Moreover, usually if one company beats, other stocks in the space will rise in sympathy, but that is not happening. Going a step further, corporate earnings shortfalls tend to imply that another company in the same sector could be a market-share gainer, and that the stock is worthy of purchase in front of a potential financial surprise. Unfortunately, the normal linkages I so often find are failing to rear their heads.
Thus far, as far as my specific stock calls are concerned, I have refrained from being a superhero on stocks ahead of earnings. Stanley Black & Decker was a reiteration of a buy call that I inked here in December, and Snap-On is a call I can live with, as the market's response -- shares up 3% or so -- was not enough for me to put a hole through the wall.

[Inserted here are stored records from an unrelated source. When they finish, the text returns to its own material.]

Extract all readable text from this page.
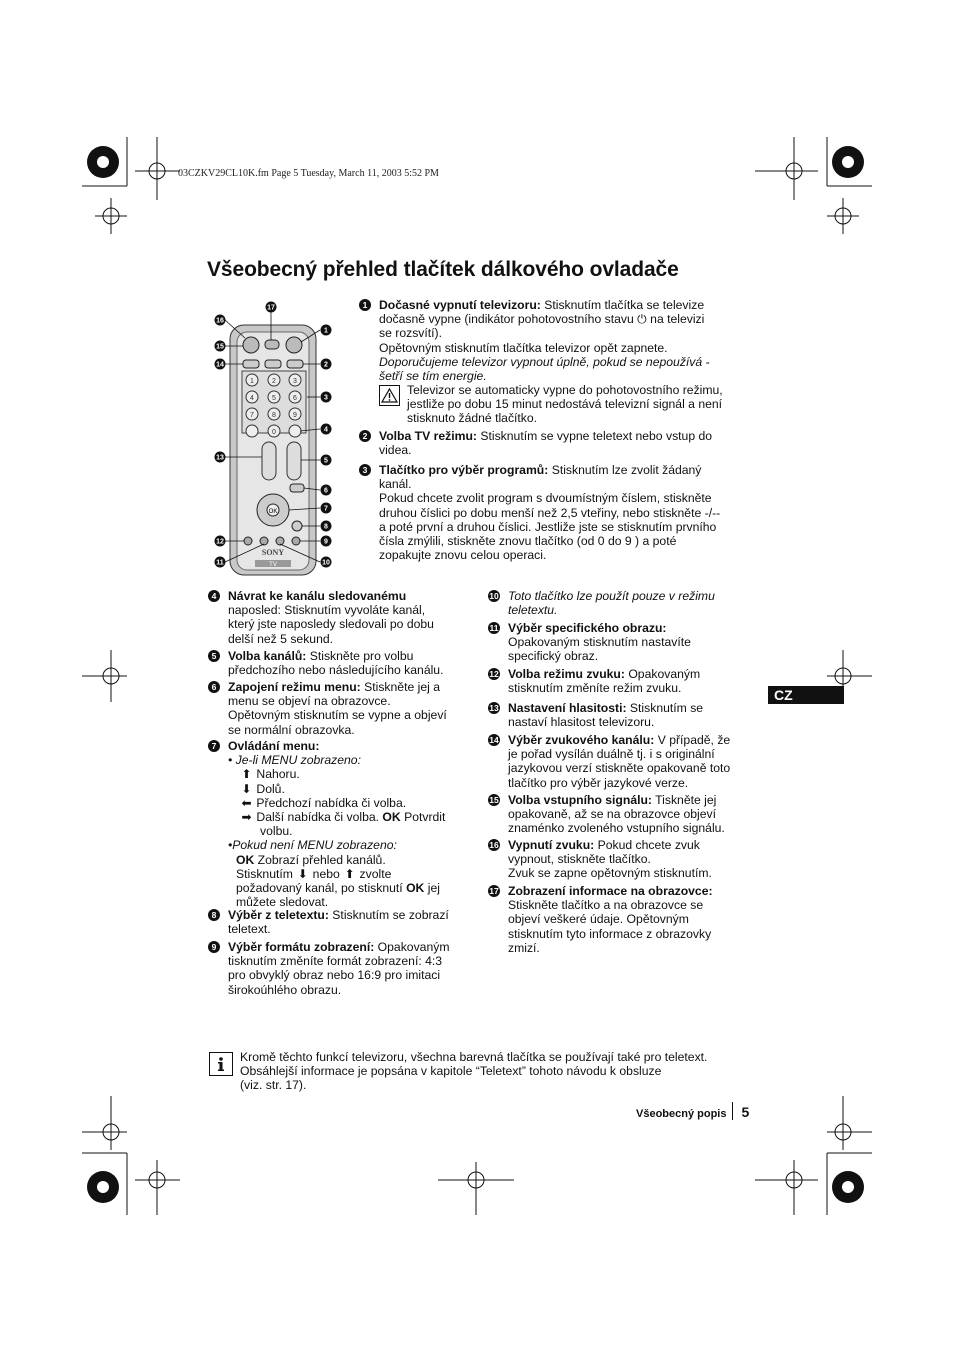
03CZKV29CL10K.fm Page 5 Tuesday, March 11, 2003 5:52 PM
Všeobecný přehled tlačítek dálkového ovladače
1	2 3
4	5 6
7	8 9
0
OK
SONY
TV
17
16
1
15
2
14
3
4
13	5
6
7
8
12	9
11	10
1 Dočasné vypnutí televizoru: Stisknutím tlačítka se televize
dočasně vypne (indikátor pohotovostního stavu ⏻ na televizi
se rozsvítí).
Opětovným stisknutím tlačítka televizor opět zapnete.
Doporučujeme televizor vypnout úplně, pokud se nepoužívá -
šetří se tím energie.
Televizor se automaticky vypne do pohotovostního režimu,
jestliže po dobu 15 minut nedostává televizní signál a není
stisknuto žádné tlačítko.
2 Volba TV režimu: Stisknutím se vypne teletext nebo vstup do
videa.
3 Tlačítko pro výběr programů: Stisknutím lze zvolit žádaný
kanál.
Pokud chcete zvolit program s dvoumístným číslem, stiskněte
druhou číslici po dobu menší než 2,5 vteřiny, nebo stiskněte -/--
a poté první a druhou číslici. Jestliže jste se stisknutím prvního
čísla zmýlili, stiskněte znovu tlačítko (od 0 do 9 ) a poté
zopakujte znovu celou operaci.
4 Návrat ke kanálu sledovanému
naposled: Stisknutím vyvoláte kanál,
který jste naposledy sledovali po dobu
delší než 5 sekund.
5 Volba kanálů: Stiskněte pro volbu
předchozího nebo následujícího kanálu.
6 Zapojení režimu menu: Stiskněte jej a
menu se objeví na obrazovce.
Opětovným stisknutím se vypne a objeví
se normální obrazovka.
7 Ovládání menu:
• Je-li MENU zobrazeno:
⬆ Nahoru.
⬇ Dolů.
⬅ Předchozí nabídka či volba.
➡ Další nabídka či volba. OK Potvrdit
volbu.
•Pokud není MENU zobrazeno:
OK Zobrazí přehled kanálů.
Stisknutím ⬇ nebo ⬆ zvolte
požadovaný kanál, po stisknutí OK jej
můžete sledovat.
8 Výběr z teletextu: Stisknutím se zobrazí
teletext.
9 Výběr formátu zobrazení: Opakovaným
tisknutím změníte formát zobrazení: 4:3
pro obvyklý obraz nebo 16:9 pro imitaci
širokoúhlého obrazu.
10 Toto tlačítko lze použít pouze v režimu
teletextu.
11 Výběr specifického obrazu:
Opakovaným stisknutím nastavíte
specifický obraz.
12 Volba režimu zvuku: Opakovaným
stisknutím změníte režim zvuku.
13 Nastavení hlasitosti: Stisknutím se
nastaví hlasitost televizoru.
14 Výběr zvukového kanálu: V případě, že
je pořad vysílán duálně tj. i s originální
jazykovou verzí stiskněte opakovaně toto
tlačítko pro výběr jazykové verze.
15 Volba vstupního signálu: Tiskněte jej
opakovaně, až se na obrazovce objeví
znaménko zvoleného vstupního signálu.
16 Vypnutí zvuku: Pokud chcete zvuk
vypnout, stiskněte tlačítko.
Zvuk se zapne opětovným stisknutím.
17 Zobrazení informace na obrazovce:
Stiskněte tlačítko a na obrazovce se
objeví veškeré údaje. Opětovným
stisknutím tyto informace z obrazovky
zmizí.
CZ
Kromě těchto funkcí televizoru, všechna barevná tlačítka se používají také pro teletext.
Obsáhlejší informace je popsána v kapitole “Teletext” tohoto návodu k obsluze
(viz. str. 17).
Všeobecný popis 5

Other than that, I am OK with not firing bullets in a steel-lined room. The market is telling us there's a high probability that quality names will be available at cheaper valuations, and that is a message I am inclined to respect in the near term.
Friday Fun Note
• Stanley Black & Decker's organic sales declined 3% in Canada despite a hot housing market, and they fell 5% in Australia. For that latter item, competitive factors were cited -- but is there a China link here, too?

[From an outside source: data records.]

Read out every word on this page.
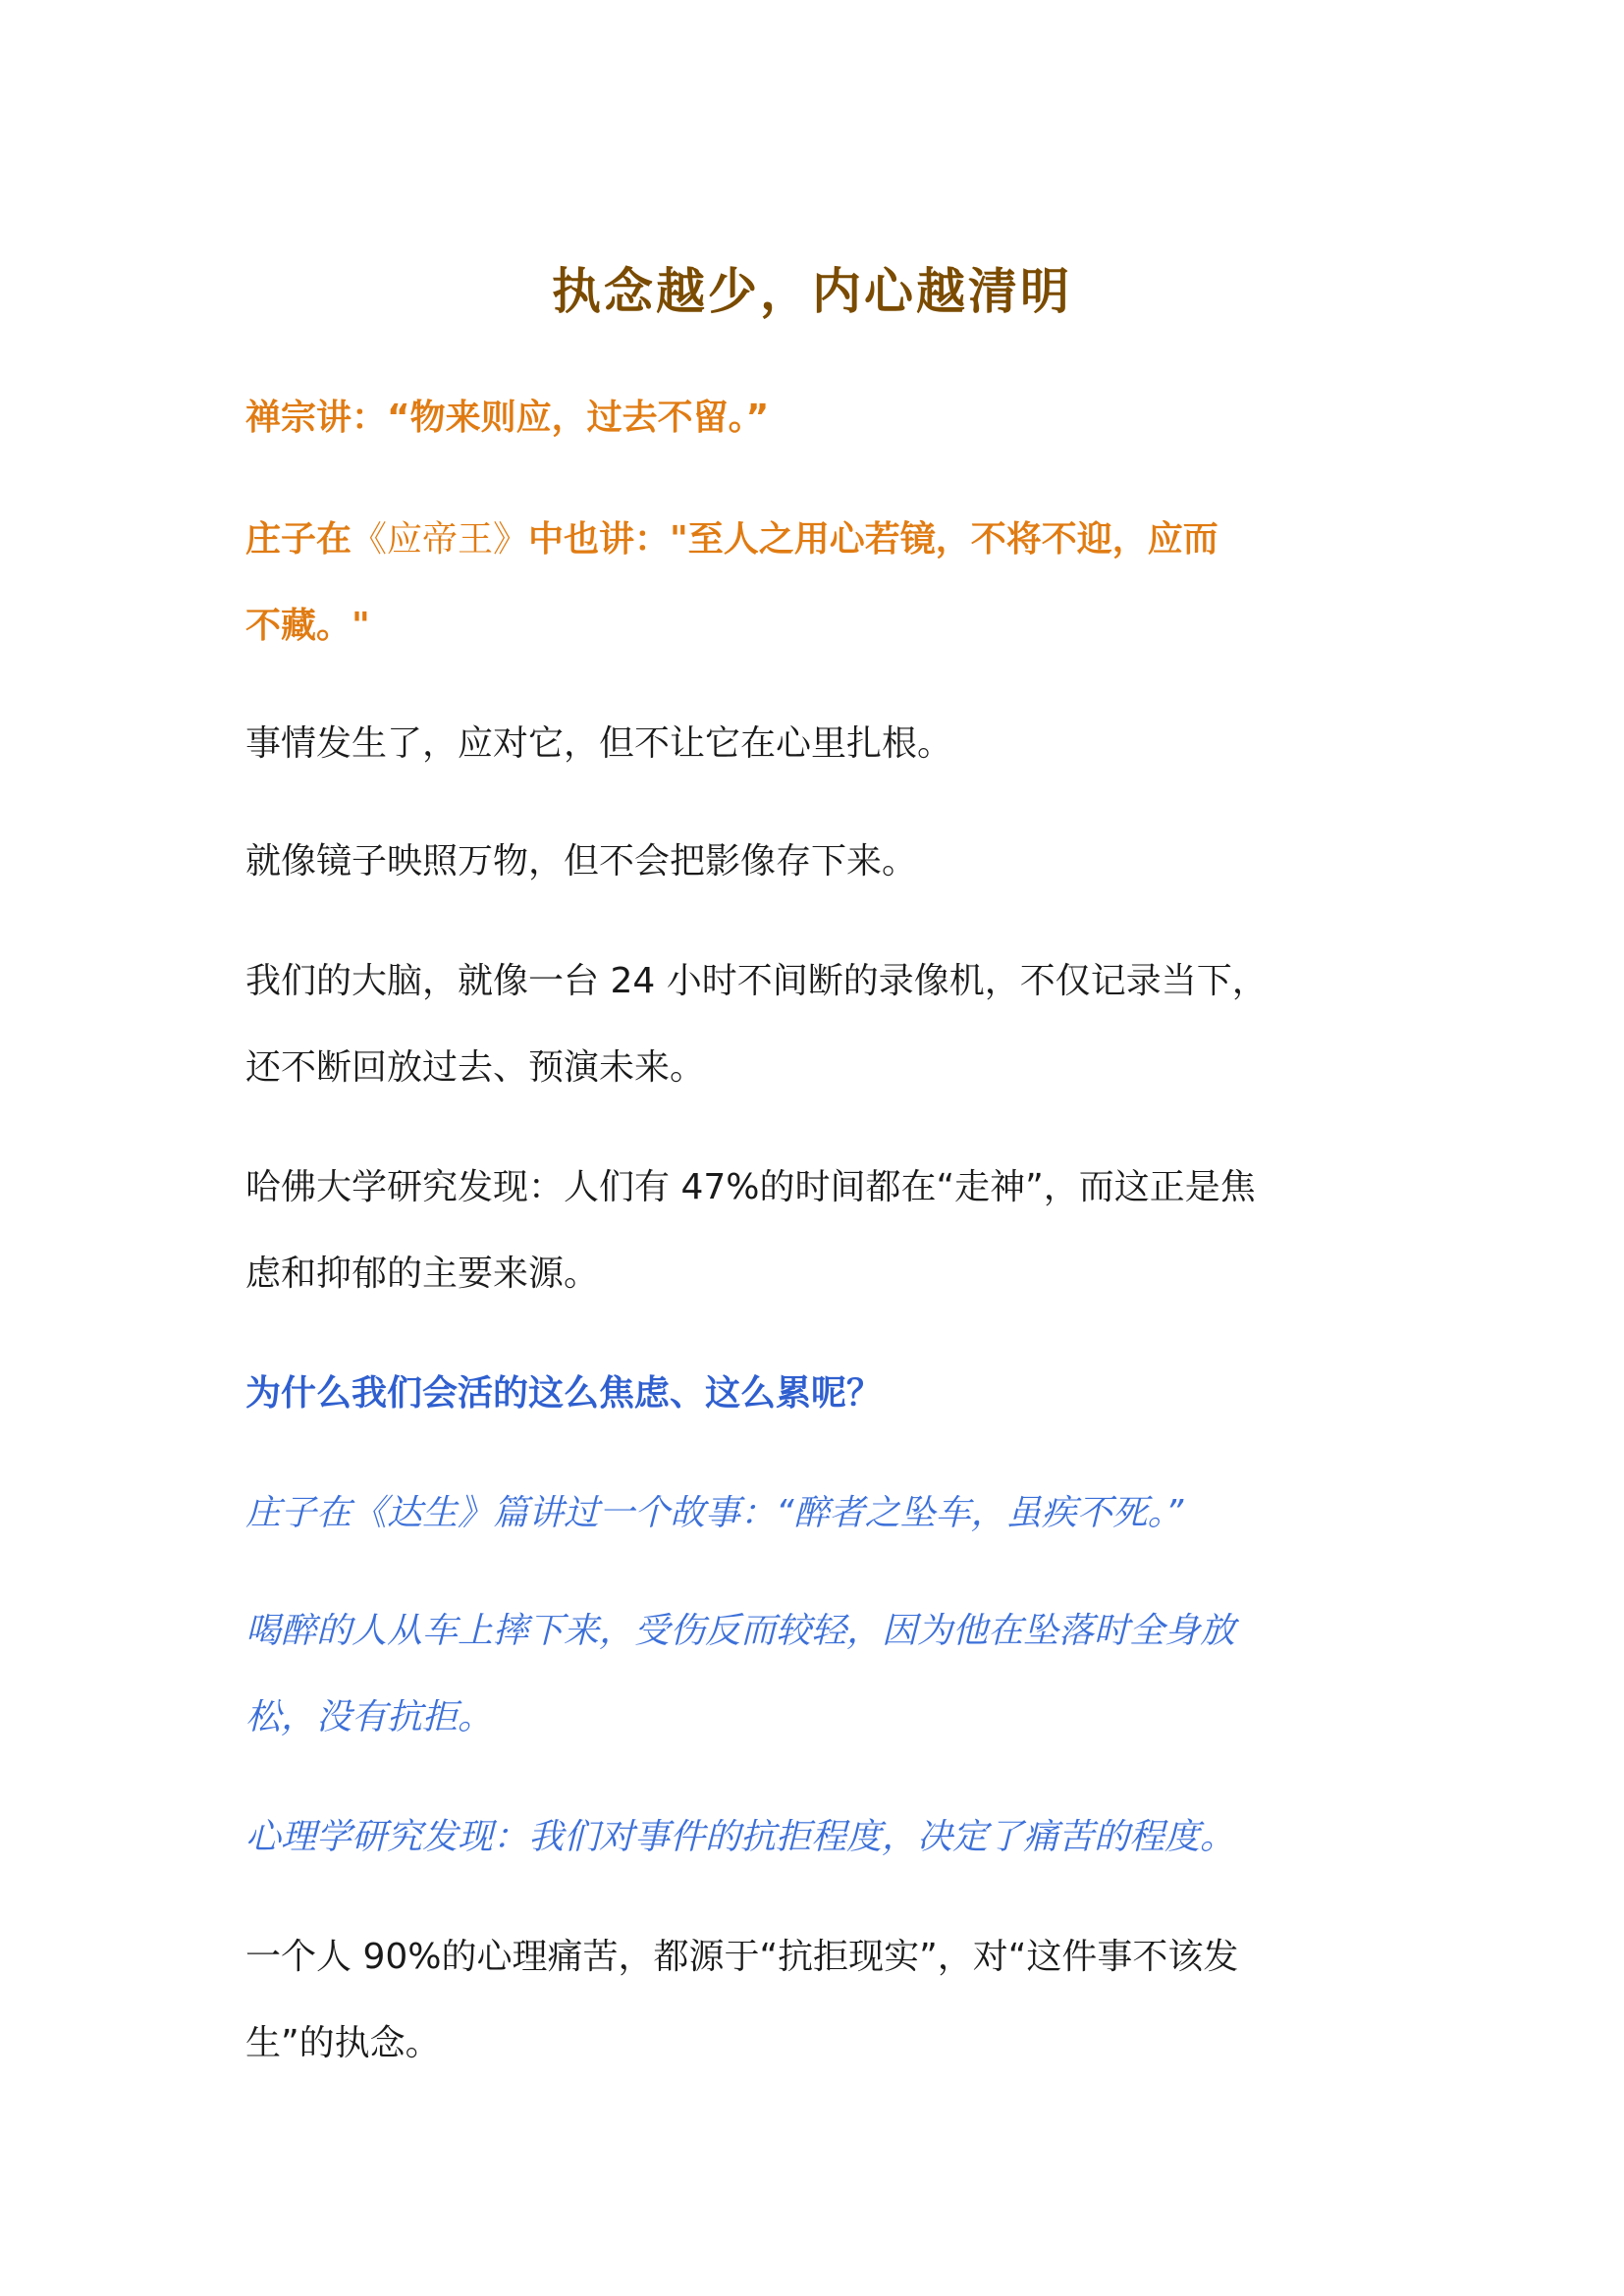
执念越少，内心越清明

禅宗讲：“物来则应，过去不留。”

庄子在《应帝王》中也讲："至人之用心若镜，不将不迎，应而
不藏。"

事情发生了，应对它，但不让它在心里扎根。

就像镜子映照万物，但不会把影像存下来。

我们的大脑，就像一台 24 小时不间断的录像机，不仅记录当下，
还不断回放过去、预演未来。

哈佛大学研究发现：人们有 47%的时间都在“走神”，而这正是焦
虑和抑郁的主要来源。

为什么我们会活的这么焦虑、这么累呢？

庄子在《达生》篇讲过一个故事：“醉者之坠车，虽疾不死。”

喝醉的人从车上摔下来，受伤反而较轻，因为他在坠落时全身放
松，没有抗拒。

心理学研究发现：我们对事件的抗拒程度，决定了痛苦的程度。

一个人 90%的心理痛苦，都源于“抗拒现实”，对“这件事不该发
生”的执念。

• 10-year U.S. Treasury notes have yielded below 2% for five straight trading days as companies have announced much-better-than-expected earnings.
• First indications are in that inventories at major retailers are quite lean. We're seeing lean inventories and strong sales to start the year, per the retail reports, so profit margins have a good chance to surprise. Also consider the cautious guidance moving off fourth-quarter earnings calls. Lean inventories will require replenishment, and may partially explain why Skechers (SKX), Crocs (CROX), Perry Ellis (PERY) and Carters (CRI) have had stock prices defying the market's tough love in recent sessions.